With only 1 HD-DVR and 1 HD receiver, it's cheaper for my to do my own DECA conversion. My only question is the band stop filters. I have a SWM SL3, an HR21, and an H21.

Where in my setup would I need a BSF?


----------



## veryoldschool (Dec 10, 2006)

Chop69 said:


> With only 1 HD-DVR and 1 HD receiver, it's cheaper for my to do my own DECA conversion. My only question is the band stop filters. I have a SWM SL3, an HR21, and an H21.
> 
> Where in my setup would I need a BSF?


between the first splitter and the dish.


----------



## thekochs (Oct 7, 2006)

From other thread.....a pic always helps.....see yellow circle.


----------



## oldguy1 (Aug 22, 2006)

Chop69 said:


> With only 1 HD-DVR and 1 HD receiver, it's cheaper for my to do my own DECA conversion. My only question is the band stop filters.
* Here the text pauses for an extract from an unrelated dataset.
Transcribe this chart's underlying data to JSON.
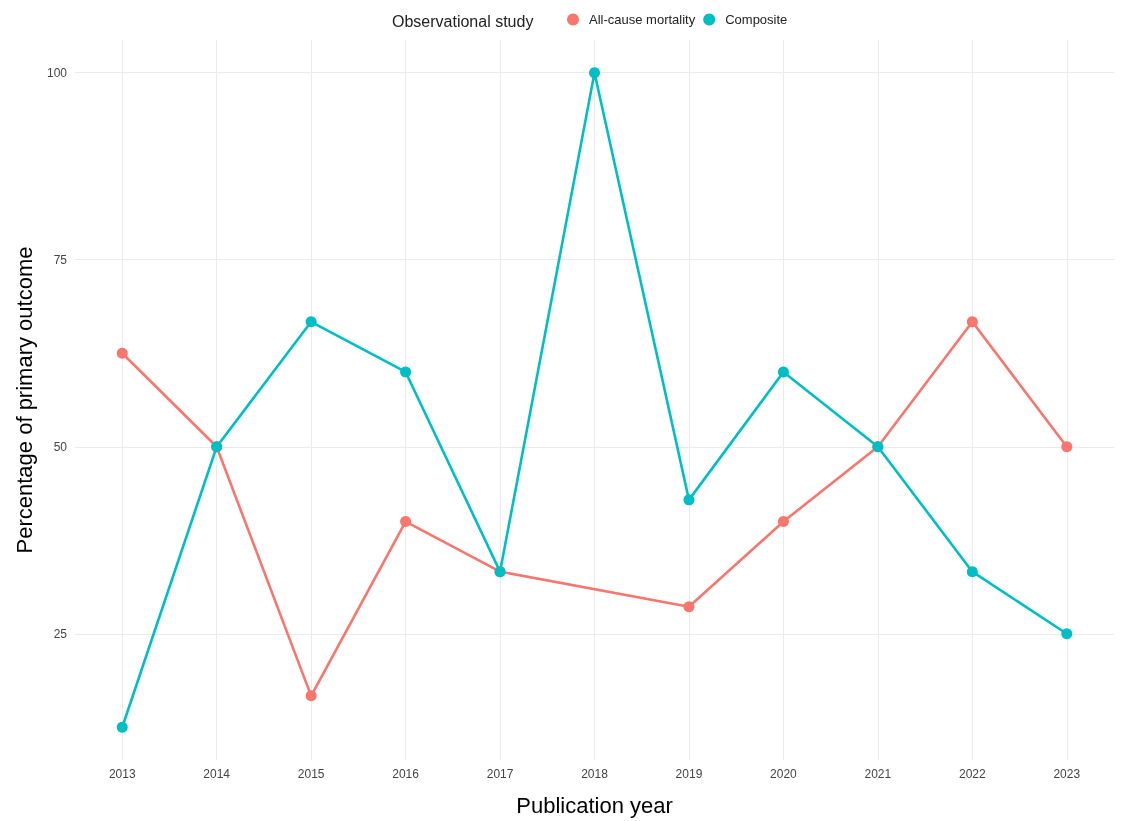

I have a SWM SL3, an HR21, and an H21.
> 
> Where in my setup would I need a BSF?


If you have certain equipment, the BSF if not required.

Check here: http://www.solidsignal.com/pview.as...DECA--(DECA1MR01)&c=Satellite Components&sku=

Look under specifications.


----------



## hilmar2k (Mar 18, 2007)

oldguy1 said:


> If you have certain equipment, the BSF if not required.
> 
> Check here: http://www.solidsignal.com/pview.as...DECA--(DECA1MR01)&c=Satellite Components&sku=
> 
> Look under specifications.


What that doesn't mention is the SWM system. If not a green label, then you need one before the first splitter.


----------



## dwcolvin (Oct 4, 2007)

Chop69 said:


> With only 1 HD-DVR and 1 HD receiver, *it's cheaper for my to do my own DECA conversion*. My only question is the band stop filters. I have a SWM SL3, an HR21, and an H21.
> 
> Where in my setup would I need a BSF?


Are you _sure_ it's cheaper? You would need 1 DECA at each receiver, plus another DECA and power supply to bridge to your home network (assuming you have one), plus a BS filter between the splitter and SWM.

I'm sure long-term you're better off if you let D* install it.


----------